Here at anecdotes, over the course of the last two months, we worked on shifting from a simple, static, single-tenant identity architecture, to a more robust, dynamic, multi-tenant architecture. This change is now in production, allowing great flexibility to how anecdotes manages customers and their users.
This shift has super interesting technical aspects, but in this blog post, I would like to focus on the management aspects of the project. In a retrospective analysis, I’ve learned a lot about how to push such a massive architectural change, without hurting velocity and progress in our core product. These lessons are true independent of a specific project and can be used in every project you are working on.
Making an architectural shift is hard. Things will break, developers will argue, and the product team will prefer to invest the time in features. You, as the project leader, must be prepared and master the details.
Start with a simple PoC that shows the benefits your architecture brings. Discuss the change with your coworkers. Write a list of things that the new architecture will solve. Be the ambassador of your idea. Consider available alternatives.
In retrospect, perhaps the best thing I did was to gather a meeting, with product and R&D, where I presented the PoC to them. From that point, the momentum shifted, from a project fully pushed by me, to a project that was fully supported by product and R&D. This may sound trivial, but a big change can’t be done by any individual, no matter how strong he or she is.
Doing a PoC is one thing, but taking a significant architecture change to production is another. It's just too much work. You’ll need to cover deployment, testing, migrations, UI & UX, backend & frontend, and communicating the change to customers—and that's only a partial list.
So while I worked on deployment, testing, migrations, and backend, my super colleague Tal Borenstein took frontend (while working on his day-to-day work), and Barak Alkalay, our outstanding product manager helped with customer flows, communication, and project management. He was also the one who spoke with our great designer, Inuchka, who designed the sign-in page and email templates.
Apart from giving credit to this great bunch of colleagues, I want to emphasize how important it is to enlist help. No matter how strong an individual is, nothing beats the value of cooperation.
At the end of the day, architectural change, as important and necessary as it is, is just one piece of the puzzle.
You’ll still need to deliver features, fix bugs, and ensure progress with other aspects of your product.
Therefore, invest time in planning how you’ll keep the change from hurting velocity. In my case, for example, I deployed a whole duplication of the platform. That way, I could break things and test changes without interrupting others. To eliminate diverging from the original platform, I merged the changes that other developers pushed and re-deployed. I also communicated to the teams where my changes were, so we could postpone specific changes or, if necessary, take them together.
No matter how much you invest in planning and mastering your idea, eventually, something won’t work. It's unavoidable. There are just too many variables. But what makes the difference is how you react to these situations. For this point to be better understood, I have a great real-life example from this specific project.
From the beginning, we knew that multifactor authentication for user and password authentication would be a problem for us. While in the old architecture this area was fully covered by Okta (our old IdP), Google Identity Provider (our new IdP) doesn’t cover this area very well. We tried to prepare for it as best as we could, including taking endless calls with Google technical support and investing a lot of time in finding a creative solution. But we still didn’t find a solution that satisfied us.
And then we asked ourselves: “Do we even need user and password authentication?”
We then did two things:
We shared our results with our CPO Roiamior, and quickly it became an easy decision. Suddenly, a problem that kept us busy for a long time became an opportunity. Deprecating user and password authentication removed a lot of complexity we even didn’t plan to remove and increased security in a way we didn’t think of. We now don't need to maintain password complexity enforcement, reset and change password flows, store passwords securely, and much more.
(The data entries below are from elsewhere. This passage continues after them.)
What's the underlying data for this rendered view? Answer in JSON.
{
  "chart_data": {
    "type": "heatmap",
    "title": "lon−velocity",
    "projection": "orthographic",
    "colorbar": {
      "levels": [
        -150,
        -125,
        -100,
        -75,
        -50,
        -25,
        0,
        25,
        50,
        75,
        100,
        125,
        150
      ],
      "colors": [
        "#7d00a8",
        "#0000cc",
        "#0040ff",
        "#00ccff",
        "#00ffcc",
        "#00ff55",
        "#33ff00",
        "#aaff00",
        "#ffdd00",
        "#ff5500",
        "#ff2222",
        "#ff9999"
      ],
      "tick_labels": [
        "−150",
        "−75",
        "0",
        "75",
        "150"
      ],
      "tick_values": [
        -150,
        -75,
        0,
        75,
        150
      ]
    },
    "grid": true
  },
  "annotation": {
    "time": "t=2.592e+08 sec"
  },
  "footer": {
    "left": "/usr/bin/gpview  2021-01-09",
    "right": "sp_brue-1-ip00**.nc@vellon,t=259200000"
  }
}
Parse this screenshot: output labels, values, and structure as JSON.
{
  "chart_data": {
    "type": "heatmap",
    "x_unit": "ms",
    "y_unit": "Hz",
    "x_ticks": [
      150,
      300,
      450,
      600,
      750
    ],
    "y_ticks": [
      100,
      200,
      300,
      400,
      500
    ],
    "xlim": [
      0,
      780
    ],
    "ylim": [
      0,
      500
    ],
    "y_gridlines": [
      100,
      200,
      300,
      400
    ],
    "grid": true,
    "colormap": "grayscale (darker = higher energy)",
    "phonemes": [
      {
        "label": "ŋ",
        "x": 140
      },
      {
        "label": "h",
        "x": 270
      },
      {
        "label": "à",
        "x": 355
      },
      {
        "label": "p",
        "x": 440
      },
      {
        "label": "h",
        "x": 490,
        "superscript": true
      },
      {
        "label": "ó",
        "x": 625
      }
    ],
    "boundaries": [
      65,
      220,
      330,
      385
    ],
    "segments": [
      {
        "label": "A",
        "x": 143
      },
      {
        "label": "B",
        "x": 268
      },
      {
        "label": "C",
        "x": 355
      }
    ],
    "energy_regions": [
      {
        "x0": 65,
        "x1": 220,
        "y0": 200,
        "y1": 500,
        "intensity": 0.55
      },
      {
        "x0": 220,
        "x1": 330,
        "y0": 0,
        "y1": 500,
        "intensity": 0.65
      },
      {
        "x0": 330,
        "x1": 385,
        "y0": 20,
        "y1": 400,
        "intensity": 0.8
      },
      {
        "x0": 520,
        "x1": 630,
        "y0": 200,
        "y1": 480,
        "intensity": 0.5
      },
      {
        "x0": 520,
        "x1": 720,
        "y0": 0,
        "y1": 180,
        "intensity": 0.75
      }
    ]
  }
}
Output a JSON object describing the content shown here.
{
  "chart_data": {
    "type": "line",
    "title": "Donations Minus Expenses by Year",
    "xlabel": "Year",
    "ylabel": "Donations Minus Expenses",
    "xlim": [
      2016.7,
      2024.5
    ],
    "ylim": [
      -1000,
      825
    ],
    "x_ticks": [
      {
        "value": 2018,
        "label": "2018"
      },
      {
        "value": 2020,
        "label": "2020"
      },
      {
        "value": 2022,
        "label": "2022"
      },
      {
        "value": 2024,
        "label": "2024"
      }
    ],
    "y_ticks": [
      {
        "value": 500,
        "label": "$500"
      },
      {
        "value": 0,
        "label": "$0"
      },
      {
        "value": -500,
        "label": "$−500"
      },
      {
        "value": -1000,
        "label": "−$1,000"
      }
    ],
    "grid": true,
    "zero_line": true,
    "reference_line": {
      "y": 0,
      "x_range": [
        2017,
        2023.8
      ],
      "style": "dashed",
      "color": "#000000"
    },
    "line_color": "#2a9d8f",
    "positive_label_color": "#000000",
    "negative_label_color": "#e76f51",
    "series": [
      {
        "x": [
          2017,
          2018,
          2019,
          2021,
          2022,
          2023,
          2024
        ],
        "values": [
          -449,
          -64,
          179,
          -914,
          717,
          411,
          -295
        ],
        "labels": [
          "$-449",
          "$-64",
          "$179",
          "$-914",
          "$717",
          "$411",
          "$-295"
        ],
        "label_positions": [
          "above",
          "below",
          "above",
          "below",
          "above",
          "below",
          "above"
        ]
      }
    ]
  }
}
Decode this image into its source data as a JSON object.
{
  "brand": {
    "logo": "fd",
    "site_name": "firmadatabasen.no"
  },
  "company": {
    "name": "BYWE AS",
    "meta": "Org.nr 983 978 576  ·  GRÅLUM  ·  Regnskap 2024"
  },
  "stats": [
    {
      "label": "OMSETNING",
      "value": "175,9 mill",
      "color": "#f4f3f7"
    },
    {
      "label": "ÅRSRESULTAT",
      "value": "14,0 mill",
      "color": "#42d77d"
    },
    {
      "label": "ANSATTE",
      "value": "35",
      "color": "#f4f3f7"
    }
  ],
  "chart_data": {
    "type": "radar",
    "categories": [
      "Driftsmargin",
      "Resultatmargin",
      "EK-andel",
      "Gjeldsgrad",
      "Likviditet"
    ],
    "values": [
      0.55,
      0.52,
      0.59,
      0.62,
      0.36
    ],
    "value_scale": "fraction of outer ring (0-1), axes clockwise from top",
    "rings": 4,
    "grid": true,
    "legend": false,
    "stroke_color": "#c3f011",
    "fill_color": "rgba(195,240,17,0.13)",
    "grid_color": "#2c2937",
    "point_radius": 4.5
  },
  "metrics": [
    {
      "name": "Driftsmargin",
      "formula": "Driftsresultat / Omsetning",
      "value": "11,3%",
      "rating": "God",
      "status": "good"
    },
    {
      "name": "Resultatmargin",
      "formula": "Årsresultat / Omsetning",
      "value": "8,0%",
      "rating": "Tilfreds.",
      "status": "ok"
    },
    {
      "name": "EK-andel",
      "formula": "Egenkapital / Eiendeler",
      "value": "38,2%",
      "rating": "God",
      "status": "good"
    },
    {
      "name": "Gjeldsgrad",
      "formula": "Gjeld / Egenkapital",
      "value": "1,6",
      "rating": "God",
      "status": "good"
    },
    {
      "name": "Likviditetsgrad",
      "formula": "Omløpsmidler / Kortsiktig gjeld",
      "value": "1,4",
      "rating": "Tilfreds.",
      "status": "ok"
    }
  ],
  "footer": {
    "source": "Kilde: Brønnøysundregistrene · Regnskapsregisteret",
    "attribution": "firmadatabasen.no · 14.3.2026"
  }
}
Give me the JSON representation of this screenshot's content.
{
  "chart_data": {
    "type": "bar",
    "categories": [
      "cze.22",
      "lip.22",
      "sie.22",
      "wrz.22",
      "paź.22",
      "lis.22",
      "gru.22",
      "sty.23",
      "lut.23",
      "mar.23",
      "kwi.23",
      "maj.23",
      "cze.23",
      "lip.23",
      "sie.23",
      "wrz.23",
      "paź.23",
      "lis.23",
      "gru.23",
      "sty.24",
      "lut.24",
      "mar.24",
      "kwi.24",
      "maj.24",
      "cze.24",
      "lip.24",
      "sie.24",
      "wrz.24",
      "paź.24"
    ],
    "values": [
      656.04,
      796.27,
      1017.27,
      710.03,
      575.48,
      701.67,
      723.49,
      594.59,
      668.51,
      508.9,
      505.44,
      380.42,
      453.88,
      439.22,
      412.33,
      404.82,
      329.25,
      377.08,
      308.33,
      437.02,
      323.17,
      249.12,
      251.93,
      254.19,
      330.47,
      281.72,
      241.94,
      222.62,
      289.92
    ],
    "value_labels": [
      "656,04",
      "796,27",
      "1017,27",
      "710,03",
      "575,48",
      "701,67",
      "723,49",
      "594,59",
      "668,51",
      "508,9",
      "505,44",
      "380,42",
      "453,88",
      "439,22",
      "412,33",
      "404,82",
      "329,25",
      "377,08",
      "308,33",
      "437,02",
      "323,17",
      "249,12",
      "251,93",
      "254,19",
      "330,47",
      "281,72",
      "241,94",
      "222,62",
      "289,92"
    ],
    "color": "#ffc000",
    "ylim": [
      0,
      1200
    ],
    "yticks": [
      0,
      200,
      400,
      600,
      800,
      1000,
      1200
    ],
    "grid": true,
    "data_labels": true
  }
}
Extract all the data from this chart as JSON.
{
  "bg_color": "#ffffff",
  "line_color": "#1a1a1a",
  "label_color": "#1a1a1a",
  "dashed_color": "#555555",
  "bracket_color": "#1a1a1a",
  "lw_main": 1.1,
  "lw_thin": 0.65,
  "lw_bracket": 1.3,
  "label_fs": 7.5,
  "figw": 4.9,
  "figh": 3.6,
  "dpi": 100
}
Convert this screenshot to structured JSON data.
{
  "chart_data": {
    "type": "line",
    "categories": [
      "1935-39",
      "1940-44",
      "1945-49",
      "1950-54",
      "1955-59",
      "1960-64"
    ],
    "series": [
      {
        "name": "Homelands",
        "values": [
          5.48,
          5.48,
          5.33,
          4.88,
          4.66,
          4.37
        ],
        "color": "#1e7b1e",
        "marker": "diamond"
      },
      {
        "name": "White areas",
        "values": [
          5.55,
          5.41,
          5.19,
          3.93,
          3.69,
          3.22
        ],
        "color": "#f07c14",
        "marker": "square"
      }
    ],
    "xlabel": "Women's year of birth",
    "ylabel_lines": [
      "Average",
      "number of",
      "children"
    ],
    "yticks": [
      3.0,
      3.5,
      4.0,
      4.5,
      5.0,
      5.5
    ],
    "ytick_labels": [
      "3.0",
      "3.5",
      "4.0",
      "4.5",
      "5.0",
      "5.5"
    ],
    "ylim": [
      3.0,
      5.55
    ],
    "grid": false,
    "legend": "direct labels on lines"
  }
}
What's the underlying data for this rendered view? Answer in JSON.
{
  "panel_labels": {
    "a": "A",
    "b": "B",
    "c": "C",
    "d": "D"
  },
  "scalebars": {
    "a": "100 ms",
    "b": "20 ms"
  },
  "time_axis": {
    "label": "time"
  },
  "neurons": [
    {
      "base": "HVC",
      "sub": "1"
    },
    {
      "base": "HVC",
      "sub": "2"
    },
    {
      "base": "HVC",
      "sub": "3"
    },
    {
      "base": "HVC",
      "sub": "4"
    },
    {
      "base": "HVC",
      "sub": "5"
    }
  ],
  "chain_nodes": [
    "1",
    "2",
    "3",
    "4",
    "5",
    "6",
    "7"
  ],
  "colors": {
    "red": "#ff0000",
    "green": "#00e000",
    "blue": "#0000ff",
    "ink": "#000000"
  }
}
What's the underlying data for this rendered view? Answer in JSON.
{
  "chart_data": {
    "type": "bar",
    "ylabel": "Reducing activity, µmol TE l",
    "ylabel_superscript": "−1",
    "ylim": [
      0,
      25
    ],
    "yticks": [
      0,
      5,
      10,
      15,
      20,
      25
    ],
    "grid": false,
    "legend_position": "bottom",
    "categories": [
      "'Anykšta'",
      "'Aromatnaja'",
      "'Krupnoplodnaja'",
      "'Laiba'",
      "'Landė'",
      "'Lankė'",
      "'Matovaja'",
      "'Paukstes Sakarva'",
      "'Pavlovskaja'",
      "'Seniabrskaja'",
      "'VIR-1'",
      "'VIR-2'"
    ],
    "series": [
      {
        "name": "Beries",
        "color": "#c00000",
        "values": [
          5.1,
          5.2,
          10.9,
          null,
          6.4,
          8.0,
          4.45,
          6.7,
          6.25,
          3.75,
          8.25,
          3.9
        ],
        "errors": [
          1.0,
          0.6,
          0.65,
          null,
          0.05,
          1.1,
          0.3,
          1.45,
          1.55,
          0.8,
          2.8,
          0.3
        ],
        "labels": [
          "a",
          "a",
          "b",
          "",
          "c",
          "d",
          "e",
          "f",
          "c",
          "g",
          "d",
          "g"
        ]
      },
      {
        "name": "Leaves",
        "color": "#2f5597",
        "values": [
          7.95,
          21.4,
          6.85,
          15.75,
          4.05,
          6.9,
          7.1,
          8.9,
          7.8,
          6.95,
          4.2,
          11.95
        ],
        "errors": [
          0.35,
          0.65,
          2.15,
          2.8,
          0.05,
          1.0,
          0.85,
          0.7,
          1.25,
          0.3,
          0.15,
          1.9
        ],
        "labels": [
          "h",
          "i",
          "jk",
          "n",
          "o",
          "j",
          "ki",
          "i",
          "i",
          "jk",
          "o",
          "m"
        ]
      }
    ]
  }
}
So your architecture change is now near complete. If it’s a big change, it will probably break things. But the last thing you want is to make the customers feel it. In our case, there were two main challenges:
We invested a lot of time understanding how to move to the new architecture without hurting customers. Finally, we came up with a migration process that mitigates both concerns.
To mitigate the first concern, we created a “main” sign-in page, that redirects users to their tenant.
We mitigated the second concern by allowing users with passwords to log in using anecdotes’ old IdP as external IdP.
Architectural changes are an integral part of the lifecycle of a product; things that worked once can become obsolete, new features may not be able to be implemented using the current architecture, or things that worked with a small number of customers just don't scale.
It's a matter of time until you experience changes. When you need to push such changes, remember that the technical aspect is just one aspect. It may be the most important one, but the success or failure of this change will also depend on many other aspects, which must be taken into account from day one as well.
Doing so will increase your chances of success, make you a better project leader, and eventually, it will enable future changes.